Hungerstreik im EM-Land
Die Menschenrechtsbeauftragte der ukrainischen Regierung, Nina Karpatschowa, kritisierte den Umgang mit der 51-jährigen Oppositionsführerin und forderte eine unabhängige Untersuchung der Ereignisse von Freitagabend. Karpatschowa erklärte heute auf einer Pressekonferenz in Kiew, sie habe Timoschenko gestern in ihrer Zelle besucht und „erhebliche, sichtbare Verletzungen am Körper Timoschenkos festgestellt“, so die Ombudsfrau für Menschenrechte.
Der Oppositionspolitiker und frühere Außenminister Arseni Jazenjuk sprach von einem „Mordversuch an Julia Timoschenko“. Er forderte Generalstaatsanwalt Viktor Pschoka dazu auf, zu den Vorfällen in der Strafkolonie 54, im Parlament Rede und Antwort zu stehen.
Die Regierung hingegen pocht darauf, sich an Gesetze gehalten zu haben. Bereits gestern erklärte die Staatsanwaltschaft in Charkiw, die Wachen, die Timoschenko am vergangenen Freitag zu einer Untersuchung in ein Krankenhaus gebracht haben, hätten zwar Gewalt angewendet, das sei aber alles im Rahmen der Gesetze geschehen. Heute legte der Fraktionsvorsitzende der Regierungspartei, Partei der Regionen, Alexander Jewremow, nach: „Der Fall Timoschenko würde aufgebauscht, die internationale Kritik sowie die Stellungnahme der Ombudsfrau sind nichts als Gefälligkeiten für Frau Timoschenko“, ätzte der Politiker.
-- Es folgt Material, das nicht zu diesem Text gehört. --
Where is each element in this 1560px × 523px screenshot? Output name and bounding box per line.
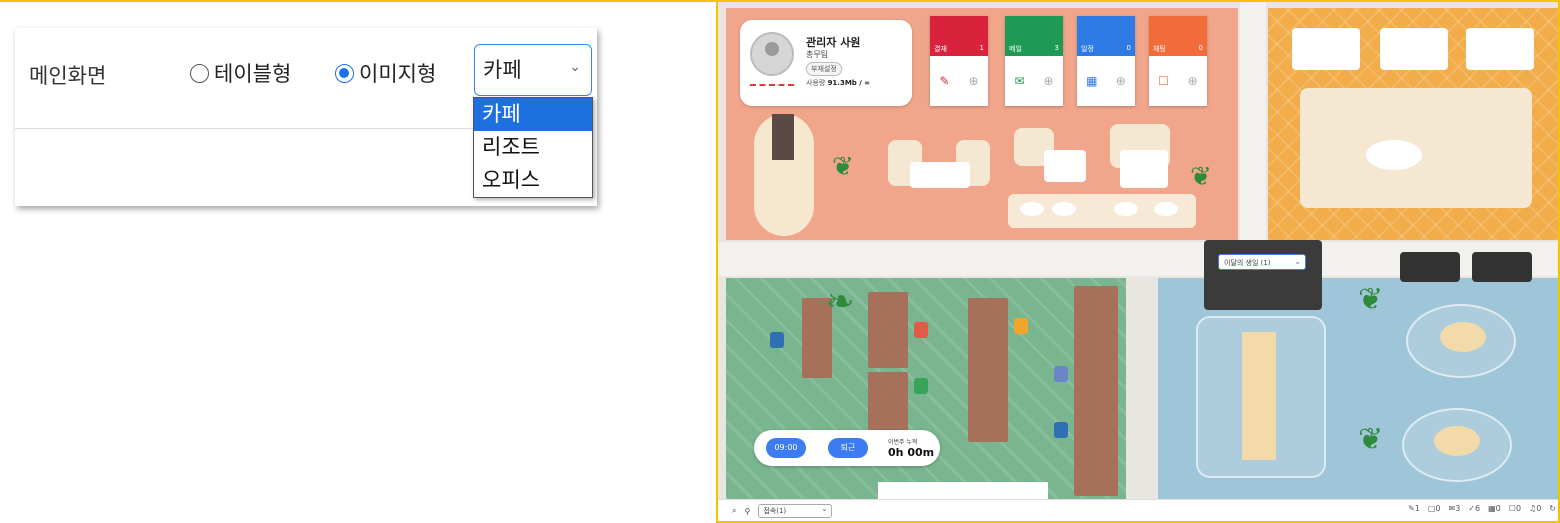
bookshelf [878, 482, 1048, 500]
card-label: 메일 [1009, 45, 1022, 53]
desk [1074, 286, 1118, 496]
plant-icon: ❧ [826, 282, 855, 322]
card-label: 결재 [934, 45, 947, 53]
round-table [1366, 140, 1422, 170]
calendar-icon[interactable]: ▦ [1086, 74, 1097, 88]
chair [914, 322, 928, 338]
search-icon[interactable]: ⌕ [732, 506, 736, 516]
box-icon[interactable]: ▢0 [1428, 504, 1441, 513]
check-in-button[interactable]: 09:00 [766, 438, 806, 458]
chat-card[interactable]: 채팅 0 ☐ ⊕ [1149, 16, 1207, 106]
desk [868, 292, 908, 368]
theme-option-office[interactable]: 오피스 [474, 164, 592, 197]
check-out-button[interactable]: 퇴근 [828, 438, 868, 458]
chevron-down-icon: ⌄ [821, 505, 828, 513]
usage-label: 사용량 [806, 79, 826, 87]
planter [1472, 252, 1532, 282]
week-total-label: 이번주 누적 [888, 439, 918, 446]
mail-card[interactable]: 메일 3 ✉ ⊕ [1005, 16, 1063, 106]
plus-icon[interactable]: ⊕ [1043, 74, 1053, 88]
radio-table-type[interactable]: 테이블형 [190, 58, 291, 88]
wall [1240, 2, 1266, 242]
cafe-table [1044, 150, 1086, 182]
chair [770, 332, 784, 348]
refresh-icon[interactable]: ↻ [1549, 504, 1556, 513]
meeting-screen: 이달의 생일 (1) ⌄ [1204, 240, 1322, 310]
connected-users-value: 접속(1) [763, 507, 787, 515]
chevron-down-icon: ⌄ [1294, 257, 1301, 266]
divider [15, 128, 475, 129]
bottom-toolbar: ⌕ ⚲ 접속(1) ⌄ ✎1 ▢0 ✉3 ✓6 ▦0 ☐0 ♫0 ↻ [718, 499, 1558, 521]
plus-icon[interactable]: ⊕ [1116, 74, 1126, 88]
card-count: 0 [1126, 44, 1131, 52]
radio-image-type[interactable]: 이미지형 [335, 58, 436, 88]
chevron-down-icon: ⌄ [569, 59, 581, 75]
card-count: 0 [1198, 44, 1203, 52]
profile-card[interactable]: 관리자 사원 총무팀 부재설정 사용량 91.3Mb / ∞ [740, 20, 912, 106]
planter [1292, 28, 1360, 70]
pen-icon[interactable]: ✎ [939, 74, 949, 88]
mail-icon[interactable]: ✉ [1014, 74, 1024, 88]
round-table [1434, 426, 1480, 456]
status-line [750, 84, 794, 86]
round-table [1440, 322, 1486, 352]
star-icon: ✪ [1408, 44, 1424, 65]
theme-dropdown-list: 카페 리조트 오피스 [473, 97, 593, 198]
birthday-select[interactable]: 이달의 생일 (1) ⌄ [1218, 254, 1306, 270]
cafe-table [910, 162, 970, 188]
cafe-table [1120, 150, 1168, 188]
chair [914, 378, 928, 394]
plant-icon: ❦ [1358, 282, 1384, 317]
storage-usage: 사용량 91.3Mb / ∞ [806, 78, 870, 88]
plant-icon: ❦ [832, 152, 854, 182]
theme-option-resort[interactable]: 리조트 [474, 131, 592, 164]
planter [1400, 252, 1460, 282]
approval-icon[interactable]: ✎1 [1408, 504, 1420, 513]
plant-icon: ❦ [1190, 162, 1212, 192]
connected-users-select[interactable]: 접속(1) ⌄ [758, 504, 833, 518]
attendance-widget: 09:00 퇴근 이번주 누적 0h 00m [754, 430, 940, 466]
radio-table-label: 테이블형 [214, 62, 292, 86]
planter [1466, 28, 1534, 70]
mail-icon[interactable]: ✉3 [1449, 504, 1461, 513]
org-chart-icon[interactable]: ⚲ [744, 507, 750, 516]
top-border [0, 0, 716, 2]
conference-table [1242, 332, 1276, 460]
plus-icon[interactable]: ⊕ [1188, 74, 1198, 88]
theme-select[interactable]: 카페 ⌄ [474, 44, 592, 96]
chair [1054, 366, 1068, 382]
bell-icon[interactable]: ♫0 [1529, 504, 1541, 513]
chat-icon[interactable]: ☐ [1158, 74, 1169, 88]
week-total-value: 0h 00m [888, 446, 935, 459]
approval-card[interactable]: 결재 1 ✎ ⊕ [930, 16, 988, 106]
absence-settings-button[interactable]: 부재설정 [806, 62, 842, 76]
calendar-icon[interactable]: ▦0 [1488, 504, 1501, 513]
profile-team: 총무팀 [806, 50, 829, 59]
usage-value: 91.3Mb / ∞ [827, 79, 871, 87]
card-count: 3 [1054, 44, 1059, 52]
radio-checked-icon[interactable] [335, 63, 354, 83]
card-label: 채팅 [1153, 45, 1166, 53]
chair [1014, 318, 1028, 334]
card-count: 1 [979, 44, 984, 52]
schedule-card[interactable]: 일정 0 ▦ ⊕ [1077, 16, 1135, 106]
main-screen-settings-panel: 메인화면 테이블형 이미지형 카페 ⌄ 카페 리조트 오피스 [15, 28, 597, 206]
radio-image-label: 이미지형 [359, 62, 437, 86]
radio-unchecked-icon[interactable] [190, 63, 209, 83]
birthday-select-value: 이달의 생일 (1) [1224, 259, 1271, 267]
chat-icon[interactable]: ☐0 [1509, 504, 1521, 513]
office-map-preview: 관리자 사원 총무팀 부재설정 사용량 91.3Mb / ∞ 결재 1 ✎ ⊕ 메일… [716, 0, 1560, 523]
profile-name: 관리자 사원 [806, 36, 861, 49]
coffee-machine [772, 114, 794, 160]
card-label: 일정 [1081, 45, 1094, 53]
main-screen-label: 메인화면 [29, 64, 107, 88]
check-icon[interactable]: ✓6 [1468, 504, 1480, 513]
plus-icon[interactable]: ⊕ [968, 74, 978, 88]
theme-option-cafe[interactable]: 카페 [474, 98, 592, 131]
avatar [750, 32, 794, 76]
desk [968, 298, 1008, 442]
plant-icon: ❦ [1358, 422, 1384, 457]
chair [1054, 422, 1068, 438]
theme-select-value: 카페 [483, 58, 522, 82]
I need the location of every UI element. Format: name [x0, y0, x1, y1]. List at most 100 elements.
Offenbar ist es in dem Frauengefängnis in der ostukrainischen Stadt Charkiw, dort, wo die deutsche Nationalmannschaft am 13. Juni die EURO 2012-Partie gegen die Niederlande bestreiten wird, zu gewalttätigen Übergriffen gekommen. Zahlreiche Politiker, darunter auch der Menschenrechtsbeauftragte der Bundesregierung, Markus Löning (FDP), appellierten an den Uefa-Präsidenten Michel Platini, sich für Timoschenko einzusetzen. Platini wies die Vorwürfe zurück. „Die Uefa ist keine politische Institution und wird nie eine sein. Dafür ist eine EM immer ein großes europäisches Festival, das Kontakte, den Austausch und Diskussionen auf allen Ebenen fördert.“
Julia Timoschenko hatte über ihren Anwalt Sergej Wlasenko gestern erklären lassen, dass seine Mandantin am Freitagabend von drei Männern gewaltsam in ein Krankenhaus gebracht worden war. Timoschenko hat bisher jede Behandlung durch die ukrainischen Behörden verweigert, weil sie kein Vertrauen in die vom Staat eingesetzten Ärzte hat. Nach kurzer Diskussion mit dem Anstaltsleiter sei Timoschenko am Freitag regelrecht „zusammengeschlagen worden“, berichtete ihr Anwalt.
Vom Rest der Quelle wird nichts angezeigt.